Background: Peristomal infections are the most common complications of PEG, despite prophylactic antibiotics. The "introducer" PEG-placement technique avoids the sojourn of a PEG catheter through the oropharynx, and hence minimizes the chances of infectious complications. Despite the obvious potential advantage, this technique failed to gain popularity, mainly as a result of other associated risks and complications. Recently, a modified introducer endoscopic PEG-gastropexy technique was shown to be quite safe. The present study is the first study that evaluated the need of prophylactic antibiotics for "introducer" PEG.
Objective: To determine the incidence of peristomal wound infections during the immediate 7-day postprocedure follow-up.
Design: Prospective, randomized, double-blind, placebo-controlled trial.
Settings: Multicenter; a university tertiary-care hospital and a private practice endoscopy clinic.
Patients: A total of 633 patients undergoing PEG were assessed for inclusion. Ninety-seven patients who had malignant stenotic oropharyngeal stricture were randomized: group I (49 patients) received prophylactic ceftriaxone, and group II (48 patients) received a placebo. Both groups were similar in patient characteristics.
Interventions: Introducer PEG was performed by using the Freka Pexact-15 CH/FR, with the gastric wall nonsurgically sutured to the anterior abdominal wall by use of an endoscope.
Main outcome measurements: The peristomal area was assessed daily for 7 days by using 2 different types of infection scores.
Results: Clinically significant wound reaction was observed in 1 patient in each group.

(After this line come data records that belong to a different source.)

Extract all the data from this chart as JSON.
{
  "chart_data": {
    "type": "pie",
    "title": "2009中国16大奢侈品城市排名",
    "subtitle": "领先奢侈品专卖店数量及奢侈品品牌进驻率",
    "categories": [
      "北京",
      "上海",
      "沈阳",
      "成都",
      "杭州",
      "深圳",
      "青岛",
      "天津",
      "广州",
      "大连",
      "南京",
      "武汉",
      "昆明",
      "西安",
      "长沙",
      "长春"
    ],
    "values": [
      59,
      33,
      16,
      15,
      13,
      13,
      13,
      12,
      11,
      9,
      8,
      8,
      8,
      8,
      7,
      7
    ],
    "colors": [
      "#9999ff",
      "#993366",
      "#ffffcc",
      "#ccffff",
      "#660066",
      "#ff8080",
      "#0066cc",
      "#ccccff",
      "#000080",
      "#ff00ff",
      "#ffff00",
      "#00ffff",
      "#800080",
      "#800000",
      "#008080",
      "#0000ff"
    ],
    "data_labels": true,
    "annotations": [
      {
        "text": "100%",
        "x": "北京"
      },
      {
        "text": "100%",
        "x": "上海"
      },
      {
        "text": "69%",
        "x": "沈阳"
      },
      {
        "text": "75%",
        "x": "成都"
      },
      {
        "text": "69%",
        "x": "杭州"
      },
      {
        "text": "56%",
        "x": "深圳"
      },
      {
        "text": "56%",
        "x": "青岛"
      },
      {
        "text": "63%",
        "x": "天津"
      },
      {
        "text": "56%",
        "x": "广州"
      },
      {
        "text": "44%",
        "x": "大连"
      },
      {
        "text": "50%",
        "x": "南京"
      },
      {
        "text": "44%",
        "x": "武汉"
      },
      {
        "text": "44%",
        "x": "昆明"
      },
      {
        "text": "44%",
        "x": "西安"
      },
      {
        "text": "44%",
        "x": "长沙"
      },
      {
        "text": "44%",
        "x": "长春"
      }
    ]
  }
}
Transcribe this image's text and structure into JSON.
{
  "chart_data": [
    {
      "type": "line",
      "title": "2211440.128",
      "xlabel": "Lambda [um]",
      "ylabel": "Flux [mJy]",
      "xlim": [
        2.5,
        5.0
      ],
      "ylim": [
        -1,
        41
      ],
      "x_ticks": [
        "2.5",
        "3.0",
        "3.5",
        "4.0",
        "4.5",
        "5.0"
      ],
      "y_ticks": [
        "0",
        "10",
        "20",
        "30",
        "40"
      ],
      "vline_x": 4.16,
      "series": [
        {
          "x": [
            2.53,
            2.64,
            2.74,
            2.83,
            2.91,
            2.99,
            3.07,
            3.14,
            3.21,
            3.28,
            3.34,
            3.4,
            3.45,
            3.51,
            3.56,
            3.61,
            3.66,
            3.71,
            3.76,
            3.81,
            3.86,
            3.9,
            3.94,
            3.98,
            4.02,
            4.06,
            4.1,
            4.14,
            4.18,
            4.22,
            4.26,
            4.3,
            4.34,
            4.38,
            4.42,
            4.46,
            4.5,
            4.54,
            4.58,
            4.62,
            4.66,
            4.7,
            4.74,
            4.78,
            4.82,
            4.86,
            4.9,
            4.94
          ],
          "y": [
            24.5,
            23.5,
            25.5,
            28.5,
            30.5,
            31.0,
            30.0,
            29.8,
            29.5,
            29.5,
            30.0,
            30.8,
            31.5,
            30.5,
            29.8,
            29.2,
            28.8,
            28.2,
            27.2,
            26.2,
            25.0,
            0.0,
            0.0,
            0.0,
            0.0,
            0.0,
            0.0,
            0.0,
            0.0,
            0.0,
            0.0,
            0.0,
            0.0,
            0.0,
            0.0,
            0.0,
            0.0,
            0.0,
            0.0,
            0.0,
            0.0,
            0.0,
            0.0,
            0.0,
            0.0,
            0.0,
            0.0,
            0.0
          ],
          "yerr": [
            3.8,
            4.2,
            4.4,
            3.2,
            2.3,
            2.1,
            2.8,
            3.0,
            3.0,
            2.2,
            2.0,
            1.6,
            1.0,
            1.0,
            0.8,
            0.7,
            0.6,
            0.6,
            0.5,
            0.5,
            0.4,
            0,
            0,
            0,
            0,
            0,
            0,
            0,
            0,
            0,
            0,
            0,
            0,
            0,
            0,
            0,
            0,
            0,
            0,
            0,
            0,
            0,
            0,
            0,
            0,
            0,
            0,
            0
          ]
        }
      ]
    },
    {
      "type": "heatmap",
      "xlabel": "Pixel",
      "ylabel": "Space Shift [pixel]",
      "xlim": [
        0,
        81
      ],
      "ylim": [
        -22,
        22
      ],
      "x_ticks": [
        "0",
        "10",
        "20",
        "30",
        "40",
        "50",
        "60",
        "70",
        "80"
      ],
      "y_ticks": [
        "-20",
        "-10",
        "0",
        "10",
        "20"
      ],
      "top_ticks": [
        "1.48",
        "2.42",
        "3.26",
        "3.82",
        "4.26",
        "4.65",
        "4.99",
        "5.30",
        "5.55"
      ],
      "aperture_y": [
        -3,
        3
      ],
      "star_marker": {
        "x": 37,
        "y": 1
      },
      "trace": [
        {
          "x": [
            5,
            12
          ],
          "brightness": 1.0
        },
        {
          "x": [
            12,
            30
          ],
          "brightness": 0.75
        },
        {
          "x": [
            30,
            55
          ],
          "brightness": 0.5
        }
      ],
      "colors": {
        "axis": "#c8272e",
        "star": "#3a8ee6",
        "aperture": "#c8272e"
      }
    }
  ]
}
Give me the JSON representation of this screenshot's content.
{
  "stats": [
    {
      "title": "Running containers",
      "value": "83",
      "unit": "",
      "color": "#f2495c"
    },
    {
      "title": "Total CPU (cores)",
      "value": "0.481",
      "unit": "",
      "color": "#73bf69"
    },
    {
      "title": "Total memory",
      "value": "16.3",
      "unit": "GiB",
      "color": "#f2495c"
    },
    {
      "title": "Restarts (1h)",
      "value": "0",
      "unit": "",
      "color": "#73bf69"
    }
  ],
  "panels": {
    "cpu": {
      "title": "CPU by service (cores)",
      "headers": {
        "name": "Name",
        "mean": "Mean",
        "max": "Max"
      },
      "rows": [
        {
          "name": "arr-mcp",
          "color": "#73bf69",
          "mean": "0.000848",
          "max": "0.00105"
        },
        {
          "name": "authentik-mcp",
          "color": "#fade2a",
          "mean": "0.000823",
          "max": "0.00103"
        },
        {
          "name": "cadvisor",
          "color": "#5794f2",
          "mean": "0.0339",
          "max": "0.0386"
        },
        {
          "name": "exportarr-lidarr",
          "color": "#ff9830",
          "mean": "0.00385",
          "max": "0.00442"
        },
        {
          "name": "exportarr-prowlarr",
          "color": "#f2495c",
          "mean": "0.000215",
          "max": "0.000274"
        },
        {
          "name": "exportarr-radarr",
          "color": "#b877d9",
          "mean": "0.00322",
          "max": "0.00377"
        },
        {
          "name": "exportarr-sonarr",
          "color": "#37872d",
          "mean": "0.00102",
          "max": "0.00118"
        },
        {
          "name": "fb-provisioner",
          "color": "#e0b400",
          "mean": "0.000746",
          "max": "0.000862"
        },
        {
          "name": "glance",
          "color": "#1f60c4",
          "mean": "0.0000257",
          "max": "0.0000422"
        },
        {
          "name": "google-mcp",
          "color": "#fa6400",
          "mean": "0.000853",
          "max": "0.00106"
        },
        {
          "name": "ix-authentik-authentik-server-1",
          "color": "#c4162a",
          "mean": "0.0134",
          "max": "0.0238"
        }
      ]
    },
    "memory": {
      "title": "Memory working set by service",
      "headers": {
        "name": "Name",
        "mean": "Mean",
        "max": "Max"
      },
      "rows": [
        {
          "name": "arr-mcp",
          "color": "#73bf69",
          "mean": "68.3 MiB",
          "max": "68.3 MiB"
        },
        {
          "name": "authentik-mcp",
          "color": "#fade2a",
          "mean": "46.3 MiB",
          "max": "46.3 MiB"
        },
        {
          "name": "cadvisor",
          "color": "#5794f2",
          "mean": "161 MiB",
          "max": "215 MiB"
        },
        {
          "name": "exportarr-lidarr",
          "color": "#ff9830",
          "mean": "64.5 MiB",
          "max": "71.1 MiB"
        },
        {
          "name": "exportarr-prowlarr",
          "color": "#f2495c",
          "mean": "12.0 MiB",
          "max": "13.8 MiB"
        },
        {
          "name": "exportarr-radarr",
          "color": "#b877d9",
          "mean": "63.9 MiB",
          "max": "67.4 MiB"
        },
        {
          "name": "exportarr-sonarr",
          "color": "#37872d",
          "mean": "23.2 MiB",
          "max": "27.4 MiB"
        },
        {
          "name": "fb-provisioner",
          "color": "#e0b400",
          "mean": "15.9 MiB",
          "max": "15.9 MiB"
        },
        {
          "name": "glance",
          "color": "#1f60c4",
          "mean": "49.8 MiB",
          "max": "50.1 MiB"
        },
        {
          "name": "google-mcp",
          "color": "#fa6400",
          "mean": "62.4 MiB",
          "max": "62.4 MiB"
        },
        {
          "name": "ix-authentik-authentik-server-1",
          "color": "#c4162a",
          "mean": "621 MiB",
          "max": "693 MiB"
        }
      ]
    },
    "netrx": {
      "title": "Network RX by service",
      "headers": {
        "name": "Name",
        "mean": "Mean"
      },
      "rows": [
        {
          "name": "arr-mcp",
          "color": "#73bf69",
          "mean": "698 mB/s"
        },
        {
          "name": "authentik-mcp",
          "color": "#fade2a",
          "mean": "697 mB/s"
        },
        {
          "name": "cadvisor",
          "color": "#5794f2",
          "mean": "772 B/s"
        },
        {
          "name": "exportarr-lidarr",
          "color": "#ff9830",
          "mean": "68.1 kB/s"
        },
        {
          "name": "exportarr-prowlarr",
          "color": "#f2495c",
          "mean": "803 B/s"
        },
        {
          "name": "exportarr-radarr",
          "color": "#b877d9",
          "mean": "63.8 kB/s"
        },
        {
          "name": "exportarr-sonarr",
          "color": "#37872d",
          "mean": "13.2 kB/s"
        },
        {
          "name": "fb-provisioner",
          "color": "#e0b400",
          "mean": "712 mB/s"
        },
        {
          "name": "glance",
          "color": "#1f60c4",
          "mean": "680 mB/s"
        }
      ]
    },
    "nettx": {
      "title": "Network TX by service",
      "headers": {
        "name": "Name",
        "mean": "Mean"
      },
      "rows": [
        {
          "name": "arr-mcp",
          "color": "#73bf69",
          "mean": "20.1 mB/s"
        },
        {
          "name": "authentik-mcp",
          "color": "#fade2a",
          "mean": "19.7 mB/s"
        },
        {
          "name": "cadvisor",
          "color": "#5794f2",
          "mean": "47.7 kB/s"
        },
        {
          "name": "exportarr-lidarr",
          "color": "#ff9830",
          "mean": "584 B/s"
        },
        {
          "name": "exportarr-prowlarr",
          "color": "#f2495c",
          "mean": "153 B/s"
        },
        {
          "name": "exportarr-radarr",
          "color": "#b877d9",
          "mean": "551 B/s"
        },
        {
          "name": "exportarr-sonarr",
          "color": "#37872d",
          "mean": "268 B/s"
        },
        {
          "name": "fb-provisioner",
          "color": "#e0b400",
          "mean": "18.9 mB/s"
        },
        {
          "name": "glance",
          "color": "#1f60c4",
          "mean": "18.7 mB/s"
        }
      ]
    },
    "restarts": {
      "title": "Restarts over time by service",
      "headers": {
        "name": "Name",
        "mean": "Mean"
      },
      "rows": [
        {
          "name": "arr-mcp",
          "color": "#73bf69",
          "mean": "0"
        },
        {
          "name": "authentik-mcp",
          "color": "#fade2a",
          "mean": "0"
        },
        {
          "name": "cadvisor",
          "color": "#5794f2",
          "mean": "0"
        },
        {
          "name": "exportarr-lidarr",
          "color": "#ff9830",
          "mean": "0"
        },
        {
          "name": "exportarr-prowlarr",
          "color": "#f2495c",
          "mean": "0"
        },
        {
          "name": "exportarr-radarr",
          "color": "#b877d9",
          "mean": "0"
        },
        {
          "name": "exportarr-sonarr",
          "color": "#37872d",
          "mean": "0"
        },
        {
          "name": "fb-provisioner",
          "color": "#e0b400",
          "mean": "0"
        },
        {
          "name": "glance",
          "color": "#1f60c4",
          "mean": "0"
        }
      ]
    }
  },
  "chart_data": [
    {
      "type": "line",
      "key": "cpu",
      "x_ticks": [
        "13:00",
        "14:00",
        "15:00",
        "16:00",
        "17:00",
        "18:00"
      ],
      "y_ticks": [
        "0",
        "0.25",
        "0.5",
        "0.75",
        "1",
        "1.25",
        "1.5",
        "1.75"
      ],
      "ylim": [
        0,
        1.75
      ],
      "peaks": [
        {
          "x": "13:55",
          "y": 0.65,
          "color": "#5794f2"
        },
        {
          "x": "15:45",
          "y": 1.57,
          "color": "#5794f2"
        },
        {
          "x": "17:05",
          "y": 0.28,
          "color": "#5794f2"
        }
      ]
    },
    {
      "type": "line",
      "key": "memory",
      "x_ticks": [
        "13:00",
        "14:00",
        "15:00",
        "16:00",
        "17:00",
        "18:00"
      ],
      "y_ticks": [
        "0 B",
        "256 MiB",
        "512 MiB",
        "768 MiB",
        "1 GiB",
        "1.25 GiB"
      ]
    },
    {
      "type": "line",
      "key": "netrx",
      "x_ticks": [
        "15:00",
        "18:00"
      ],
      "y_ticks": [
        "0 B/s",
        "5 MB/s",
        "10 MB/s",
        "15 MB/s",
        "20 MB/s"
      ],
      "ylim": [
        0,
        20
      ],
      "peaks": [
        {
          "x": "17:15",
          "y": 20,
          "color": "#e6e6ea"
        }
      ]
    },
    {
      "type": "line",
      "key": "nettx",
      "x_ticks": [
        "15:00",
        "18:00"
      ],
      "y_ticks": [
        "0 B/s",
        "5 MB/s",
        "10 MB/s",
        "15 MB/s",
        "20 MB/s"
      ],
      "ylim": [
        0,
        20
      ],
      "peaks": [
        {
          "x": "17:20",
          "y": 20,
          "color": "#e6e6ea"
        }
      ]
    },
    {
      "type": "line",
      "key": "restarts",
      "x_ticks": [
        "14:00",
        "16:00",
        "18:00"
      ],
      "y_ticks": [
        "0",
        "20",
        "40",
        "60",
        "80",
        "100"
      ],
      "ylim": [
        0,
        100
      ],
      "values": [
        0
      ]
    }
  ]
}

Wound infection scores were marginally higher in the placebo group, but the differences in the values of infection scores between both the groups were not statistically significant during the 7-day post-PEG follow-up.
Limitations: The introducer gastropexy kit is 5 times more expensive than the "pull" PEG.
Conclusions: The new introducer PEG-gastropexy technique can be performed safely, without prophylactic antibiotics in patients potentially at high risk of peristomal infectious complications (those with advanced oropharyngeal malignancy) (ClinicalTrials.gov identifier NCT00375414).